État de sièges

Ils ne veulent pas partir. Déterminés à mener la lutte jusqu’à son terme, fut-elle perdue d’avance. Sous les risées de l’opinion publique et les quolibets des éditorialistes, ils se dressent pour combattre l’injustice, le déshonneur, l’infamie : un projet de loi portant sur le non-cumul des mandats des élus de la République. Insupportable perspective qui contraindrait ces hommes et ces femmes à quitter certaines de leurs électorales fonctions, ainsi que les voitures et autres appartements du même nom.

Le chef de la fronde se nomme François Rebsamen, sénateur-maire socialiste de Dijon qui entend bien ne pas respecter la promesse de campagne de François Hollande. Celle qui le contraindrait à quitter son mandat de premier officier municipal. Celle également qui supposerait que parmi les 150 000 habitants de sa commune, existerait une femme ou un homme disponible et compétent, susceptible de le remplacer. Une hérésie pour celui qui déclarait récemment « J’ai été élu pour 6 ans. Jusqu’en 2014, je serai sénateur et maire », en franc-tireur de balle dans le pied.

« Il est important qu’un parlementaire possède un mandat local afin qu’il reste proche de la population » déclarent régulièrement les derniers résistants d’une situation quasi unique en Europe. Mais pourquoi seulement les parlementaires ? Le Président de la République lui même n’est-il pas tenu d’être proche des ses concitoyens ? Ne devrait-on pas obliger le chef de l’État d’être en sus, le maire de Champagnole ? Le contraignant à enchainer le discours sur la guerre civile en Syrie et ses répercussions au niveau européen, avec celui sur la réfection du toit du gymnase Jean Galfione.

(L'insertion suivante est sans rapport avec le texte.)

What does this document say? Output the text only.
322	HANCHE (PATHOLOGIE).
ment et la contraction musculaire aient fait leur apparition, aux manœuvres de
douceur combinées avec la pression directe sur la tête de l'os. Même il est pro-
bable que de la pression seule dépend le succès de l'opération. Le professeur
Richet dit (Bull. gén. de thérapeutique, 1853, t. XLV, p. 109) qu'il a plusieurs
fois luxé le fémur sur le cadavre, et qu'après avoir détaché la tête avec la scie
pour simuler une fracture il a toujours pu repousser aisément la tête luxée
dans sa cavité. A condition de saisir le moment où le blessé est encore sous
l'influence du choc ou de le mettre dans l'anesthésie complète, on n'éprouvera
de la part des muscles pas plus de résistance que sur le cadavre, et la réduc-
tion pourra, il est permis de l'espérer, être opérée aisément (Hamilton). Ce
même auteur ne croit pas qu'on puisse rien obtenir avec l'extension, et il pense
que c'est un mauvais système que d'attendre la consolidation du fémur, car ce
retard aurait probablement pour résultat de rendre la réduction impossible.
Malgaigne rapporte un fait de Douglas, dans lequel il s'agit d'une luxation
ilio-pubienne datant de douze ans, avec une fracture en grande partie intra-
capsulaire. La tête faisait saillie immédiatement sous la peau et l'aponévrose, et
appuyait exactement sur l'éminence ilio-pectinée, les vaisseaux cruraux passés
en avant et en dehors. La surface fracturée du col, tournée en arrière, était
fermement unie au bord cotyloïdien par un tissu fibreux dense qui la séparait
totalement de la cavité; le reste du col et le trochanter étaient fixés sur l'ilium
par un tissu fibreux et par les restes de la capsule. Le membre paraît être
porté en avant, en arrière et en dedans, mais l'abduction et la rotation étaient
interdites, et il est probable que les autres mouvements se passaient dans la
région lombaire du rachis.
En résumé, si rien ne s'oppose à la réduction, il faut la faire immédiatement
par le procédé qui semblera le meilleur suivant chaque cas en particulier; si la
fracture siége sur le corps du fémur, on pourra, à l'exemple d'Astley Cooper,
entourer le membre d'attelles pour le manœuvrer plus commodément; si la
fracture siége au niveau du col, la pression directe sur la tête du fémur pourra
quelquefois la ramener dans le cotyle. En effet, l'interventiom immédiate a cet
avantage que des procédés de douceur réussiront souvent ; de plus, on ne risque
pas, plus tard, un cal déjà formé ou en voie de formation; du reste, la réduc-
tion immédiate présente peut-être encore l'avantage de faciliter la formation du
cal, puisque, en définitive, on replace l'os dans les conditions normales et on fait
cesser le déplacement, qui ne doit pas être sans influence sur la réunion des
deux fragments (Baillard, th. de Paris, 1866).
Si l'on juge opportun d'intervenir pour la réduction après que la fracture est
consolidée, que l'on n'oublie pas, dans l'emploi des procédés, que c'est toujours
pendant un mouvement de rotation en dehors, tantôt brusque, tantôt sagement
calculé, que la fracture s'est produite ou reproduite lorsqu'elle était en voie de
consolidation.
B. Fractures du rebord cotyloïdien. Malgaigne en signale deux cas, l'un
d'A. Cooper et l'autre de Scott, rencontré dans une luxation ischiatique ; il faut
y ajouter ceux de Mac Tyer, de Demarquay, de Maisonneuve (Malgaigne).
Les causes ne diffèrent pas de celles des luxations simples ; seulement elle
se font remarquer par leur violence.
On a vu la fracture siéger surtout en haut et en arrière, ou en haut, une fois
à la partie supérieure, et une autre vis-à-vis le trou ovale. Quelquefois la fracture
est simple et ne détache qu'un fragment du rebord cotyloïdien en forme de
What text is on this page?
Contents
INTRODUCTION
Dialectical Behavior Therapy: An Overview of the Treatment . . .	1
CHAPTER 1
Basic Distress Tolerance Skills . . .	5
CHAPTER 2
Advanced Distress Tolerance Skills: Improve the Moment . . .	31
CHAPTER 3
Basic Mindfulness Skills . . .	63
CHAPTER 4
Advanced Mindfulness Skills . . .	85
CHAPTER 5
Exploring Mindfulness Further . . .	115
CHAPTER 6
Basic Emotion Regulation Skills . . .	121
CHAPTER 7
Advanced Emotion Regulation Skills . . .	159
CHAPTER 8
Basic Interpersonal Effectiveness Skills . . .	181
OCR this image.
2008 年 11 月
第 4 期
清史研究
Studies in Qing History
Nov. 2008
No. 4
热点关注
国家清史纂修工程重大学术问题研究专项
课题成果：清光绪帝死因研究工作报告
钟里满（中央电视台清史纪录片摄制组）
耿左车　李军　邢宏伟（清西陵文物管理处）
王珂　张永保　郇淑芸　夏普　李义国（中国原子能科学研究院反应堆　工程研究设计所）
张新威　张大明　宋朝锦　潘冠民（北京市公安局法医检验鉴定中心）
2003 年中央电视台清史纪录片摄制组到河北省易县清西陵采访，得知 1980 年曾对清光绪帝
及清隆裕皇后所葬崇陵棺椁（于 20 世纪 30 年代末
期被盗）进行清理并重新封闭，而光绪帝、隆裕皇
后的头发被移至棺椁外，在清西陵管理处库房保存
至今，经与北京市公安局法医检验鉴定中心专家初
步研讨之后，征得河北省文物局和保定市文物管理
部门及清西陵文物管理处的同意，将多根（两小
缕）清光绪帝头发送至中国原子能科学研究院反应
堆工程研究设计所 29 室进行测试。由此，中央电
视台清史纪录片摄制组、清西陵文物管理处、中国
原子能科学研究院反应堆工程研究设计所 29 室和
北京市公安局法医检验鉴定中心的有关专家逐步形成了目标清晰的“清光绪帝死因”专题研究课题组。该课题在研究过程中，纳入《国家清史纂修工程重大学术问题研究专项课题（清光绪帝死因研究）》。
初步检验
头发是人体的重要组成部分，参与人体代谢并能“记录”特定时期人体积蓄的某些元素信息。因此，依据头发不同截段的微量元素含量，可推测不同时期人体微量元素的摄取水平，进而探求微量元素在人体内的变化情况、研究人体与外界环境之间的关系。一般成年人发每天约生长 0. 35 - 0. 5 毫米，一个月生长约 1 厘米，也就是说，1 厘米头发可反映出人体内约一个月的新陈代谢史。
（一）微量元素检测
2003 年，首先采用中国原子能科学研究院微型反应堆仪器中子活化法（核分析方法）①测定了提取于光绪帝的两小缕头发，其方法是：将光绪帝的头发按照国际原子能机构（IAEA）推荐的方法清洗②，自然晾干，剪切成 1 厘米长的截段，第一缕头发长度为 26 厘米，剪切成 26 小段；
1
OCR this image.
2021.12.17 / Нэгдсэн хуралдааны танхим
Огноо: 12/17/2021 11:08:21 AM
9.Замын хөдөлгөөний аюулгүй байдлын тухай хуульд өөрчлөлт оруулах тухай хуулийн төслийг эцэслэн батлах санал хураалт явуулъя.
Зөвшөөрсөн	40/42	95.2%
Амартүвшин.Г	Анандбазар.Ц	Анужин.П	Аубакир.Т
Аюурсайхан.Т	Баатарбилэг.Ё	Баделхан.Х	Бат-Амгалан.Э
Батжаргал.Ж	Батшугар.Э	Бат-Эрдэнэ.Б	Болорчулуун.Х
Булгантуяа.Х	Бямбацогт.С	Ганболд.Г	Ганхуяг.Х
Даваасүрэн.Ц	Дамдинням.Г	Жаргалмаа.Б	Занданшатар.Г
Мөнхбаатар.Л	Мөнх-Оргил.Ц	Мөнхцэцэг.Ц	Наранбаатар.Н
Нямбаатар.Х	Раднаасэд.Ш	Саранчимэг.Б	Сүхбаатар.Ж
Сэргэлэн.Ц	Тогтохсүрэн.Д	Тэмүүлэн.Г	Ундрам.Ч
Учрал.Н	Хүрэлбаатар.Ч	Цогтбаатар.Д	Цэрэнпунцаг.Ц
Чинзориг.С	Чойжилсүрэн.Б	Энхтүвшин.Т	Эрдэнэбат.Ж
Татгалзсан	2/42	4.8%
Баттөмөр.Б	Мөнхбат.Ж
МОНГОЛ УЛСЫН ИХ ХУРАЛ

De plus, sous la menace d’une angoissante hausse du chômage, pouvons-nous en vouloir à ces esprits prévoyants de cumuler plusieurs postes ? Rien de plus précaire qu’un emploi de représentant du peuple, connaissant le caractère versatile et inconstant de ce dernier. Ainsi est-il nécessaire pour eux de se prémunir d’un avenir incertain en provisionnant les émoluments issus des différents mandats de député, sénateur, maire, conseiller régional. En attendant de Matignon, qui sait, peut-être un jour, un gros portefeuille.

Toutefois, peut-être que la démocratie perd un peu de sa valeur, confisquée par quelques opiniâtres, sans renouvellement du personnel politique. Peut-être que l’électorat se lasse peu à peu de subir sans cesse les mêmes visages, les mêmes discours, les mêmes ambitions personnelles stériles. Enfin peut-être que celles et ceux s’imaginant comme d’irréductibles concentrés d’intelligence indispensables au bon fonctionnement de la société retrouveront un soupçon d’humilité.

Juste de quoi abandonner leur multicasquette. Et dégonfler leur grosse tête.

 

Guillaume Meurice

01/09/2012

1 commentaire

Classé dans CHRONIQUES

Une réponse à “État de sièges

  1. Je suis tout à fait d’accord avec votre analyse. Elles est pertinente.
    Je suis moi même élu et je vois que ma petite fonction est déjà un temps plein. Comment font tous ceux qui croulent sous les responsabilités ? Comment peut on se consacrer à un domaine quand on s’éparpille sur tous les sujets ?
    Vous avez raison quand vous parlez que les deux clés sont le pouvoir et l’humilité. Je vais même plus loin en disant que c’est un problème d’égo. Ils ne sont pas élus pour le bien des autres mais pour leur propre égo. Et c’est cela qui amène les parties les plus sombres des personnalités.